Ca esofageo, aggiunta di cetuximab alla chemioradioterapia non allunga la vita

L'aggiunta dell'anticorpo monoclonale anti-EGFR cetuximab alla chemioradioterapia non ha migliorato la sopravvivenza globale (OS) nei pazienti con carcinoma esofageo rispetto alla sola chemioradioterapia nello studio di fase III RTOG 0436, da poco uscito su JAMA Oncology.

L'aggiunta dell’anticorpo monoclonale anti-EGFR cetuximab alla chemioradioterapia non ha migliorato la sopravvivenza globale (OS) nei pazienti con carcinoma esofageo rispetto alla sola chemioradioterapia nello studio di fase III RTOG 0436, da poco uscito su JAMA Oncology.

"I risultati dello studio NRG Oncology RTOG 0436 sono coerenti con quelli di altri studi di fase III che non sono riusciti a evidenziare miglioramenti dell’OS con l'aggiunta di un inibitore dell’EGFR a regimi di chemioradioterapia concomitanti per vari tumori solidi" scrivono Mohan Suntharalingam, della University of Maryland, e gli altri ricercatori. "Nel loro insieme, questi risultati dello studio evidenziano la necessità di identificare variabili prognostiche che potrebbero fornire indicazioni riguardo alle popolazioni dei pazienti che potrebbero beneficiare dell'inibizione dell’EGFR".

Lo standard di cura per i pazienti con carcinoma esofageo non operabile è una combinazione di cisplatino, 5-fluorouracile e radioterapia. Modelli preclinici avevano suggerito l’esisitenza di una potenziale sinergia fra gli inibitori dell’EGFR, aventi come bersaglio la sovraespressione dell’EGFR, presente nel 50% dei tumori esofagei, la chemioterapia e la radioterapia.

Sulla base di questi presupposti, i ricercatori hanno arruolato nello studio RTOG 0436 344 pazienti con carcinoma esofageo confermato dalla biopsia e li hanno assegnati in modo casuale a un trattamento settimanale con cisplatino (50 mg/m2) e paclitaxel (25 mg/m2) più una radioterapia giornaliera, con o senza cetuximab (400 mg/m2 il giorno 1 e poi 250 mg/m2) somministrato una volta alla settimana.

Un'analisi preliminare ad interim pianificata dei primi 150 pazienti con adenocarcinoma non ha mostrato alcun miglioramento significativo della percentuale di risposta completa nel braccio in cui si è aggiunto cetuximab e da quel momento in poi i ricercatori hanno smesso di arruolare pazienti con adenocarcinoma. In seguito, quando i risultati di uno studio analogo non hanno mostrato alcun vantaggio con l'aggiunta di cetuximab alla chemioradioterapia, l’arruolamento è stato sospeso, ma il follow-up è proseguito per valutare gli outcome dei pazienti già arruolati.

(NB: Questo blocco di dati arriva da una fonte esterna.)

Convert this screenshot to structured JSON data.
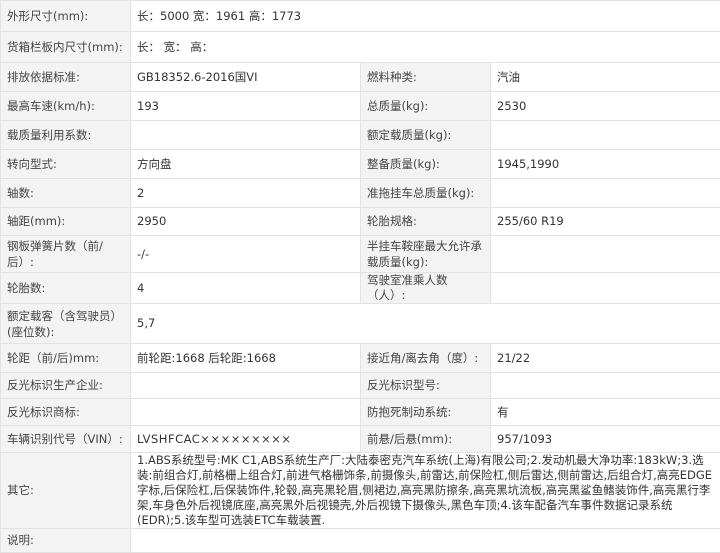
{
  "rows": {
    "dims": {
      "label": "外形尺寸(mm):",
      "value": "长：5000 宽：1961 高：1773"
    },
    "cargo": {
      "label": "货箱栏板内尺寸(mm):",
      "value": "长： 宽： 高："
    },
    "emission": {
      "label": "排放依据标准:",
      "value": "GB18352.6-2016国VI",
      "label2": "燃料种类:",
      "value2": "汽油"
    },
    "speed": {
      "label": "最高车速(km/h):",
      "value": "193",
      "label2": "总质量(kg):",
      "value2": "2530"
    },
    "load": {
      "label": "载质量利用系数:",
      "value": "",
      "label2": "额定载质量(kg):",
      "value2": ""
    },
    "steering": {
      "label": "转向型式:",
      "value": "方向盘",
      "label2": "整备质量(kg):",
      "value2": "1945,1990"
    },
    "axles": {
      "label": "轴数:",
      "value": "2",
      "label2": "准拖挂车总质量(kg):",
      "value2": ""
    },
    "wheelbase": {
      "label": "轴距(mm):",
      "value": "2950",
      "label2": "轮胎规格:",
      "value2": "255/60 R19"
    },
    "springs": {
      "label": "钢板弹簧片数（前/后）:",
      "value": "-/-",
      "label2": "半挂车鞍座最大允许承载质量(kg):",
      "value2": ""
    },
    "tires": {
      "label": "轮胎数:",
      "value": "4",
      "label2": "驾驶室准乘人数（人）:",
      "value2": ""
    },
    "seats": {
      "label": "额定载客（含驾驶员）(座位数):",
      "value": "5,7"
    },
    "track": {
      "label": "轮距（前/后)mm:",
      "value": "前轮距:1668 后轮距:1668",
      "label2": "接近角/离去角（度）:",
      "value2": "21/22"
    },
    "reflect_maker": {
      "label": "反光标识生产企业:",
      "value": "",
      "label2": "反光标识型号:",
      "value2": ""
    },
    "reflect_mark": {
      "label": "反光标识商标:",
      "value": "",
      "label2": "防抱死制动系统:",
      "value2": "有"
    },
    "vin": {
      "label": "车辆识别代号（VIN）:",
      "value": "LVSHFCAC×××××××××",
      "label2": "前悬/后悬(mm):",
      "value2": "957/1093"
    },
    "other": {
      "label": "其它:",
      "value": "1.ABS系统型号:MK C1,ABS系统生产厂:大陆泰密克汽车系统(上海)有限公司;2.发动机最大净功率:183kW;3.选装:前组合灯,前格栅上组合灯,前进气格栅饰条,前摄像头,前雷达,前保险杠,侧后雷达,侧前雷达,后组合灯,高亮EDGE字标,后保险杠,后保装饰件,轮毂,高亮黑轮眉,侧裙边,高亮黑防擦条,高亮黑坑流板,高亮黑鲨鱼鳍装饰件,高亮黑行李架,车身色外后视镜底座,高亮黑外后视镜壳,外后视镜下摄像头,黑色车顶;4.该车配备汽车事件数据记录系统(EDR);5.该车型可选装ETC车载装置."
    },
    "remark": {
      "label": "说明:",
      "value": ""
    }
  }
}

Analizzando i numeri, gli autori non hanno trovato alcuna differenza significativa nella percentuale di risposta clinica tra il braccio trattato con cetuximab e il braccio di controllo (56% contro 58%). Quest’assenza di differenza si è vista sia nei pazienti con adenocarcinoma sia in quelli con carcinoma a cellule squamose.

Dopo un follow-up mediano di 18,6 mesi, i pazienti del braccio cetuximab hanno mostrato un tasso di fallimento locale a 24 mesi del 47% e a 36 mesi del 49% contro rispettivamente 49% e 49% nel braccio di controllo.

Infine, non si sono trovate differenze significative fra i due bracci sul fronte dell’OS. Infatti, l’OS mediana è risultata di 19,7 mesi nel braccio trattato con cetuximab contro 19 mesi nel braccio di controllo. Nel braccio trattato con l’anticorpo, l’OS a 24 a mesi è risultata del 45% e quella a 36 mesi del 34% contro rispettivamente 44% e 28% nel braccio di controllo.

"È importante osservare che questo trial è stato progettato specificamente per testare l'aggiunta di cetuximab nel setting non operatorio" osservano i ricercatori. "Dato che non esiste un consenso sull'uso della terapia trimodale, questo studio ha arruolato pazienti che erano stati considerati non idonei per la chirurgia e quelli i cui medici curanti sostenevano fosse necessario un approccio non chirurgico".

M. Suntharalingam, et al. Effect of the Addition of Cetuximab to Paclitaxel, Cisplatin, and Radiation Therapy for Patients With Esophageal CancerThe NRG Oncology RTOG 0436 Phase 3 Randomized Clinical Trial. JAMA Oncol. 2017. doi:10.1001/jamaoncol.2017.1598.